Sherlock did a triumphant jump for joy.

Laura said she'd be over to drop Basil off on her way to the airport later, and when they'd said their goodbyes (with many 'thank you's thrown in from Laura's side), Y/N ended the call. No sooner had she put her phone on the counter Sherlock exuberantly took the sides of her face and kissed her forehead, beaming, his emotions finally outrunning his self-discipline.

"We're looking after a dog?" He asked. He knew the answer, he just seemed to like the sound of its clarification.

Her brain like a bicycle someone had wedged a stick into the wheel of, Y/N had to blink a few times before she could answer. "Yeah. You're going to help me walk him, though, okay?"

Rather than grudgingly accepting, he looked elated. "I get to walk him?"

Y/N narrowed her eyes at him, still standing close enough to her to wipe a crumb from his cheek from when he'd shoved half a mince pie in his mouth so his hands were free to write. "God, Sherlock, who knew you were so obsessed with doggos?
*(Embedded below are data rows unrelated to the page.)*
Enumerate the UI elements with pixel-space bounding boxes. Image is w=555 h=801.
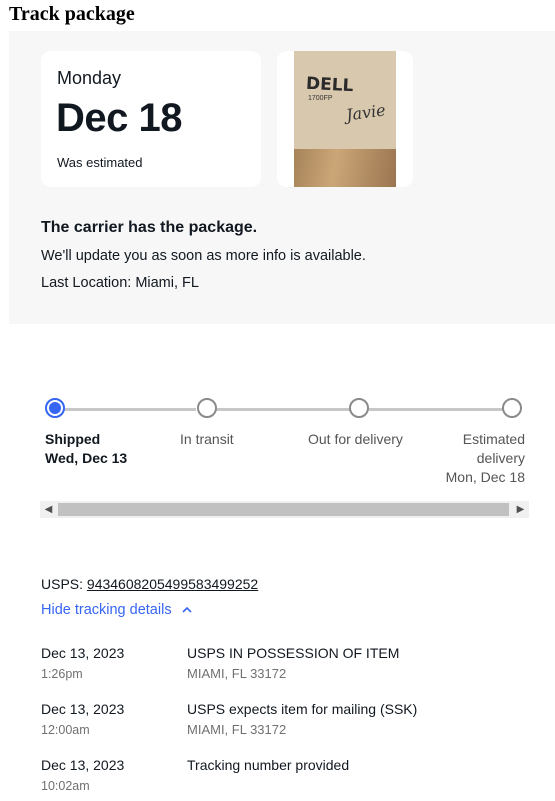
horizontal-scrollbar[interactable]: ◀ ▶: [40, 501, 529, 518]
step-date: Wed, Dec 13: [45, 450, 128, 466]
event-date: Dec 13, 2023: [41, 701, 125, 717]
event-date: Dec 13, 2023: [41, 645, 125, 661]
carrier-label: USPS:: [41, 576, 84, 592]
step-node-estimated-delivery: [502, 398, 522, 418]
event-time: 1:26pm: [41, 667, 83, 681]
table-surface: [294, 149, 396, 187]
toggle-label: Hide tracking details: [41, 602, 172, 618]
step-node-in-transit: [197, 398, 217, 418]
estimated-date-card: Monday Dec 18 Was estimated: [41, 51, 261, 187]
tracking-number-link[interactable]: 9434608205499583499252: [87, 576, 258, 592]
tracking-event-row: Dec 13, 2023 10:02am Tracking number pro…: [41, 757, 541, 801]
progress-line: [216, 408, 351, 411]
step-node-out-for-delivery: [349, 398, 369, 418]
estimate-note: Was estimated: [57, 155, 143, 170]
chevron-up-icon: [182, 606, 192, 613]
delivery-day: Monday: [57, 68, 122, 88]
event-description: USPS IN POSSESSION OF ITEM: [187, 645, 400, 661]
box-logo: DELL: [305, 73, 354, 97]
step-title-line2: delivery: [476, 450, 525, 466]
scroll-left-icon[interactable]: ◀: [40, 501, 57, 518]
step-label-shipped: Shipped Wed, Dec 13: [45, 430, 127, 468]
step-label-in-transit: In transit: [180, 431, 234, 447]
delivery-summary-panel: Monday Dec 18 Was estimated DELL 1700FP …: [9, 31, 555, 324]
delivery-date: Dec 18: [56, 96, 182, 140]
event-description: USPS expects item for mailing (SSK): [187, 701, 418, 717]
tracking-event-row: Dec 13, 2023 1:26pm USPS IN POSSESSION O…: [41, 645, 541, 689]
status-heading: The carrier has the package.: [41, 219, 258, 236]
event-location: MIAMI, FL 33172: [187, 722, 287, 737]
event-time: 10:02am: [41, 779, 90, 793]
step-title: Shipped: [45, 431, 101, 447]
event-date: Dec 13, 2023: [41, 757, 125, 773]
carrier-tracking: USPS: 9434608205499583499252: [41, 576, 258, 592]
item-image-card[interactable]: DELL 1700FP Javie: [277, 51, 413, 187]
progress-line: [64, 408, 196, 411]
step-title-line1: Estimated: [462, 431, 525, 447]
hide-tracking-details-button[interactable]: Hide tracking details: [41, 602, 192, 618]
event-location: MIAMI, FL 33172: [187, 666, 287, 681]
last-location: Last Location: Miami, FL: [41, 275, 199, 291]
step-node-shipped: [45, 398, 65, 418]
shipment-progress: Shipped Wed, Dec 13 In transit Out for d…: [0, 395, 555, 500]
step-label-out-for-delivery: Out for delivery: [308, 431, 403, 447]
event-description: Tracking number provided: [187, 757, 350, 773]
step-label-estimated-delivery: Estimated delivery Mon, Dec 18: [446, 430, 525, 487]
event-time: 12:00am: [41, 723, 90, 737]
status-subtext: We'll update you as soon as more info is…: [41, 248, 366, 264]
scroll-right-icon[interactable]: ▶: [512, 501, 529, 518]
scroll-thumb[interactable]: [58, 503, 509, 516]
step-date: Mon, Dec 18: [445, 469, 525, 485]
page-title: Track package: [9, 3, 135, 25]
tracking-event-row: Dec 13, 2023 12:00am USPS expects item f…: [41, 701, 541, 745]
box-model: 1700FP: [308, 95, 333, 102]
progress-line: [369, 408, 503, 411]
item-photo: DELL 1700FP Javie: [294, 51, 396, 187]
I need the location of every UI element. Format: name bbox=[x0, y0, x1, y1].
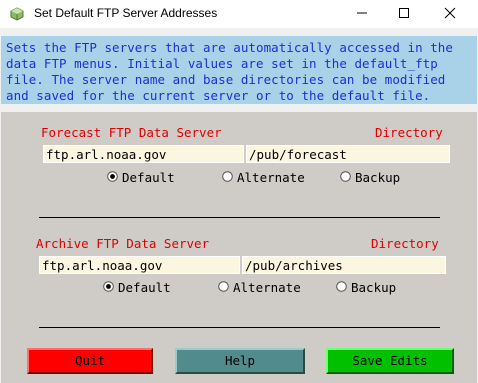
archive-radio-alternate[interactable]: Alternate bbox=[218, 280, 301, 340]
section-divider bbox=[39, 327, 440, 328]
info-line: data FTP menus. Initial values are set i… bbox=[6, 56, 438, 71]
radio-label: Alternate bbox=[233, 280, 301, 295]
forecast-directory-input[interactable]: /pub/forecast bbox=[246, 145, 450, 163]
section-divider bbox=[39, 217, 440, 218]
radio-label: Default bbox=[122, 170, 175, 185]
radio-unselected-icon bbox=[340, 171, 351, 182]
forecast-server-label: Forecast FTP Data Server bbox=[41, 125, 222, 140]
app-cube-icon bbox=[10, 6, 24, 21]
maximize-icon bbox=[399, 8, 409, 18]
title-bar[interactable]: Set Default FTP Server Addresses bbox=[0, 0, 478, 28]
forecast-directory-label: Directory bbox=[375, 125, 443, 140]
radio-selected-icon bbox=[103, 281, 114, 292]
quit-button[interactable]: Quit bbox=[27, 348, 153, 374]
archive-directory-label: Directory bbox=[371, 236, 439, 251]
info-line: Sets the FTP servers that are automatica… bbox=[6, 40, 453, 55]
forecast-radio-alternate[interactable]: Alternate bbox=[222, 170, 305, 230]
radio-label: Alternate bbox=[237, 170, 305, 185]
radio-unselected-icon bbox=[222, 171, 233, 182]
archive-server-input[interactable]: ftp.arl.noaa.gov bbox=[39, 256, 240, 274]
radio-unselected-icon bbox=[218, 281, 229, 292]
close-icon bbox=[444, 7, 456, 19]
radio-label: Backup bbox=[355, 170, 401, 185]
info-line: file. The server name and base directori… bbox=[6, 72, 446, 87]
archive-radio-default[interactable]: Default bbox=[103, 280, 171, 340]
window-title: Set Default FTP Server Addresses bbox=[34, 6, 218, 20]
forecast-server-input[interactable]: ftp.arl.noaa.gov bbox=[43, 145, 244, 163]
help-button[interactable]: Help bbox=[175, 348, 305, 374]
maximize-button[interactable] bbox=[386, 0, 422, 26]
info-message: Sets the FTP servers that are automatica… bbox=[1, 36, 477, 104]
save-edits-button[interactable]: Save Edits bbox=[326, 348, 454, 374]
forecast-radio-backup[interactable]: Backup bbox=[340, 170, 400, 230]
radio-label: Default bbox=[118, 280, 171, 295]
archive-server-label: Archive FTP Data Server bbox=[36, 236, 210, 251]
archive-radio-backup[interactable]: Backup bbox=[336, 280, 396, 340]
radio-selected-icon bbox=[107, 171, 118, 182]
forecast-radio-default[interactable]: Default bbox=[107, 170, 175, 230]
radio-unselected-icon bbox=[336, 281, 347, 292]
minimize-icon bbox=[357, 12, 367, 14]
info-line: and saved for the current server or to t… bbox=[6, 88, 431, 103]
archive-directory-input[interactable]: /pub/archives bbox=[242, 256, 446, 274]
radio-label: Backup bbox=[351, 280, 397, 295]
minimize-button[interactable] bbox=[344, 0, 380, 26]
close-button[interactable] bbox=[432, 0, 468, 26]
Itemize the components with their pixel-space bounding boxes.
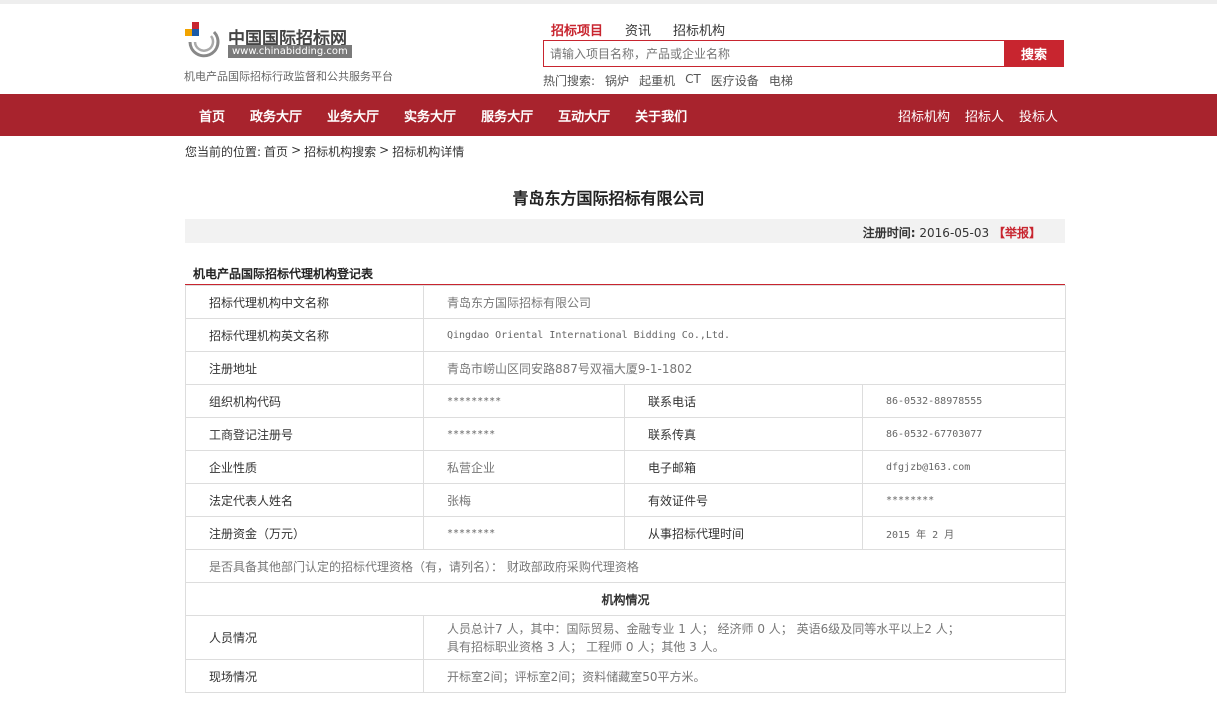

Didn't you once say you only bother with, what did you call it? 'Important' things?"

Sherlock's cheekbones sprinkled with a light pink blush, at Y/N touching his face or at the fact that he'd let slip a previously hidden part of himself, she wasn't sure. He stood up a little straighter, trying to slip back into his old metaphorical coat of nonchalant indifference. "I'm not obsessed. And I only bother with 'relevant' things."

Raising one eyebrow; "And yet you know all the words to One Week."

His blush deepened by a shade but he'd turned back to the table, hiding it by retrieving another mince pie. "Just tell me about Basil, please."